The goal of these deals is to "gain scale in a core area," which can bring greater efficiency with it, Rose said. "We're mostly seeing strategic deals, as opposed to private equity pouring into the marketplace, with the goal of building a platform," he added.

David Henkel, president at Johnson & Quin, echoed these thoughts when asked about the InteliMail acquisition. "This is a great opportunity to become more efficient and use our resources carefully in a challenging environment," he said. The acquisition "will bring in considerable additional sales volume to a facility that is already utilized quite well, enabling us to get the most out of our resources."

The InfoGroup and Experian deal is a strategic partnership at the moment — but could grow into something more in the future.

"All of the major marketing services providers have some businesses that compete with one another," said Rick Erwin, SVP and GM of Experian Marketing Services, in an interview about the deal. "The interesting thing with InfoGroup and Experian is that there are many more complementary partnership opportunities between the two than competitive ones. I see many opportunities for that relationship to grow in the future."

Currently, that partnership will involve Experian reselling InfoGroup's data. Experian will cease compiling the National Business database internally.

B-to-b database consultant Mac McIntosh said the partnership strategy is the best path for companies in the database marketing industry, including list vendors. He hinted that more consolidation and partnership deals are on the way.

"[Companies] will either merge with other companies that can add resources they don't have," he said, "or they will sell, aggregate, or they'll bite the bullet and change how they do business."

In other recent acquisitions, the deals revolved around technology that make it more cost-effective for marketers to acquire new customers. This was the case in CognitiveData's acquisition of CMS. The combined company plans to roll out a new data processing platform that will provide catalogers with more accurate data and faster turnaround times at a lower price than what is currently available for their customer acquisition strategies.

Q Interactive acquired Postmaster Direct in order to build its performance-based advertising network. This type of customer acquisition strategy is what marketers seek in these ROI-driven times, said John Doyle, managing director and founder of Peachtree Media Advisors.

"When times are good, companies want to be in branded and display advertising," he said. "When things are like they are now, companies want more targeted media like performance-based marketing" to help them acquire new customers.

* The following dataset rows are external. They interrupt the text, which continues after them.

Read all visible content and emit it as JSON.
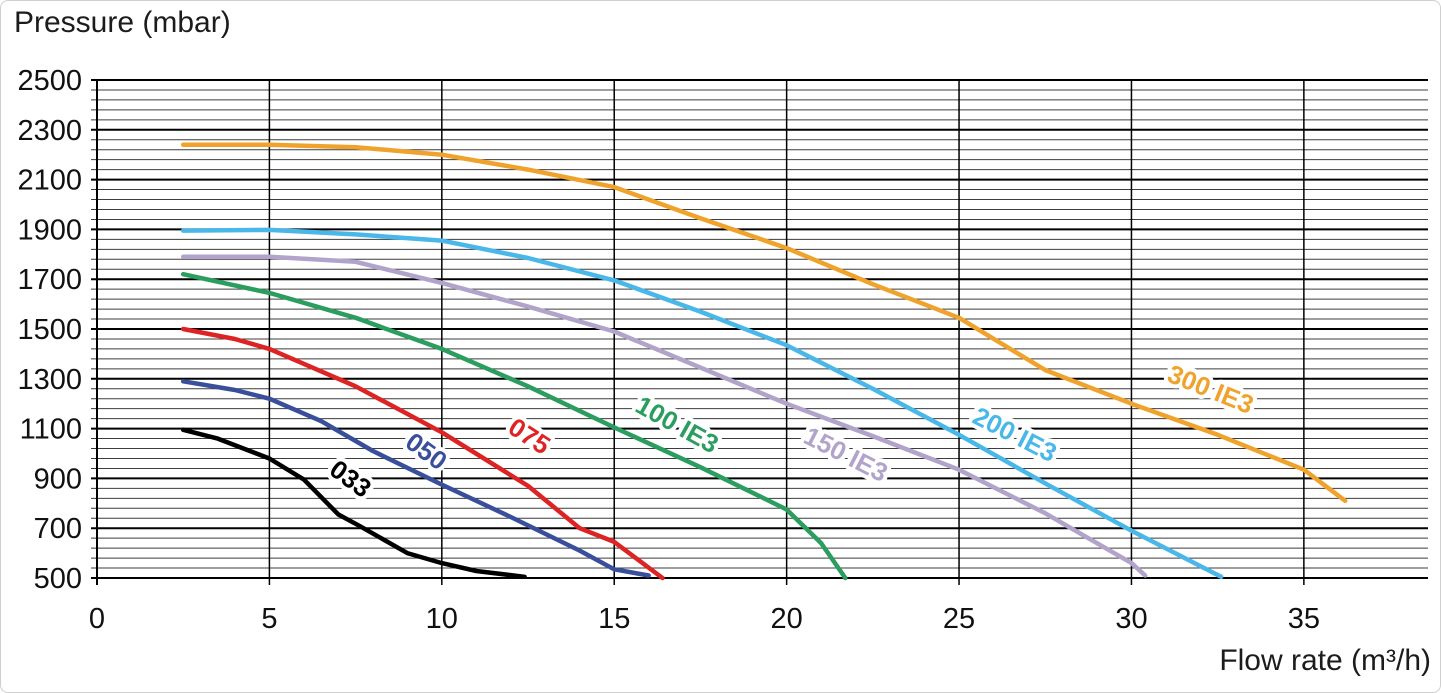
{
  "page": {
    "title": "Pressure (mbar)",
    "xlabel": "Flow rate (m³/h)"
  },
  "chart_data": {
    "type": "line",
    "title": "Pressure (mbar)",
    "xlabel": "Flow rate (m³/h)",
    "ylabel": "Pressure (mbar)",
    "xlim": [
      0,
      38.6
    ],
    "ylim": [
      500,
      2500
    ],
    "x_ticks": [
      0,
      5,
      10,
      15,
      20,
      25,
      30,
      35
    ],
    "y_ticks": [
      500,
      700,
      900,
      1100,
      1300,
      1500,
      1700,
      1900,
      2100,
      2300,
      2500
    ],
    "y_minor_step": 40,
    "grid": true,
    "legend_position": "inline-labels",
    "series": [
      {
        "name": "033",
        "color": "#000000",
        "label": {
          "x": 7.2,
          "y": 870,
          "rotation": 36
        },
        "points": [
          [
            2.5,
            1095
          ],
          [
            3.5,
            1060
          ],
          [
            5,
            980
          ],
          [
            6,
            895
          ],
          [
            7,
            755
          ],
          [
            7.6,
            710
          ],
          [
            9,
            600
          ],
          [
            10,
            560
          ],
          [
            11,
            528
          ],
          [
            12.4,
            505
          ]
        ]
      },
      {
        "name": "050",
        "color": "#3a4f9b",
        "label": {
          "x": 9.4,
          "y": 980,
          "rotation": 36
        },
        "points": [
          [
            2.5,
            1290
          ],
          [
            4,
            1255
          ],
          [
            5,
            1220
          ],
          [
            6.5,
            1130
          ],
          [
            8,
            1010
          ],
          [
            10,
            875
          ],
          [
            12,
            745
          ],
          [
            14,
            610
          ],
          [
            15,
            535
          ],
          [
            16,
            510
          ]
        ]
      },
      {
        "name": "075",
        "color": "#dd2323",
        "label": {
          "x": 12.4,
          "y": 1040,
          "rotation": 33
        },
        "points": [
          [
            2.5,
            1500
          ],
          [
            4,
            1460
          ],
          [
            5,
            1420
          ],
          [
            7.5,
            1270
          ],
          [
            10,
            1085
          ],
          [
            12.5,
            870
          ],
          [
            14,
            700
          ],
          [
            15,
            645
          ],
          [
            16.4,
            500
          ]
        ]
      },
      {
        "name": "100 IE3",
        "color": "#2a9d5f",
        "label": {
          "x": 16.7,
          "y": 1085,
          "rotation": 29
        },
        "points": [
          [
            2.5,
            1720
          ],
          [
            5,
            1645
          ],
          [
            7.5,
            1545
          ],
          [
            10,
            1420
          ],
          [
            12.5,
            1270
          ],
          [
            15,
            1105
          ],
          [
            17.5,
            945
          ],
          [
            20,
            775
          ],
          [
            21,
            640
          ],
          [
            21.7,
            500
          ]
        ]
      },
      {
        "name": "150 IE3",
        "color": "#b2a3cb",
        "label": {
          "x": 21.6,
          "y": 965,
          "rotation": 27
        },
        "points": [
          [
            2.5,
            1790
          ],
          [
            5,
            1790
          ],
          [
            7.5,
            1770
          ],
          [
            10,
            1685
          ],
          [
            12.5,
            1590
          ],
          [
            15,
            1490
          ],
          [
            17.5,
            1345
          ],
          [
            20,
            1200
          ],
          [
            22.5,
            1070
          ],
          [
            25,
            935
          ],
          [
            27.5,
            760
          ],
          [
            30,
            560
          ],
          [
            30.4,
            510
          ]
        ]
      },
      {
        "name": "200 IE3",
        "color": "#49b8e8",
        "label": {
          "x": 26.5,
          "y": 1045,
          "rotation": 27
        },
        "points": [
          [
            2.5,
            1895
          ],
          [
            5,
            1898
          ],
          [
            7.5,
            1880
          ],
          [
            10,
            1855
          ],
          [
            12.5,
            1785
          ],
          [
            15,
            1695
          ],
          [
            17.5,
            1570
          ],
          [
            20,
            1435
          ],
          [
            22.5,
            1260
          ],
          [
            25,
            1075
          ],
          [
            27.5,
            880
          ],
          [
            30,
            690
          ],
          [
            32.6,
            505
          ]
        ]
      },
      {
        "name": "300 IE3",
        "color": "#efa32c",
        "label": {
          "x": 32.2,
          "y": 1225,
          "rotation": 22
        },
        "points": [
          [
            2.5,
            2240
          ],
          [
            5,
            2240
          ],
          [
            7.5,
            2230
          ],
          [
            10,
            2200
          ],
          [
            12.5,
            2140
          ],
          [
            15,
            2070
          ],
          [
            17.5,
            1945
          ],
          [
            20,
            1825
          ],
          [
            22.5,
            1680
          ],
          [
            25,
            1545
          ],
          [
            27.5,
            1335
          ],
          [
            30,
            1200
          ],
          [
            32.5,
            1075
          ],
          [
            35,
            935
          ],
          [
            36.2,
            810
          ]
        ]
      }
    ]
  }
}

"There are a lot of similar businesses out there, and some will be able to grow through acquisition," said Rose. Marketing services companies also show "promise of growth going forward," making them attractive acquisition targets, he added.

Investment bank Petsky Prunier's Second Quarter Deal Notes reports that M&A and investment activity in the marketing, information and digital media industries declined in the second quarter of 2009 compared to the first quarter. Aggregate quarterly deal volume was down 17% from the first quarter and total transaction dollar volume dropped 8%. In the marketing services segment, however, deal volume increased by 30% and dollar volume was up more than 340% with consolidation, driven by the need to streamline costs, according to the report.

Carol Krol contributed to this article.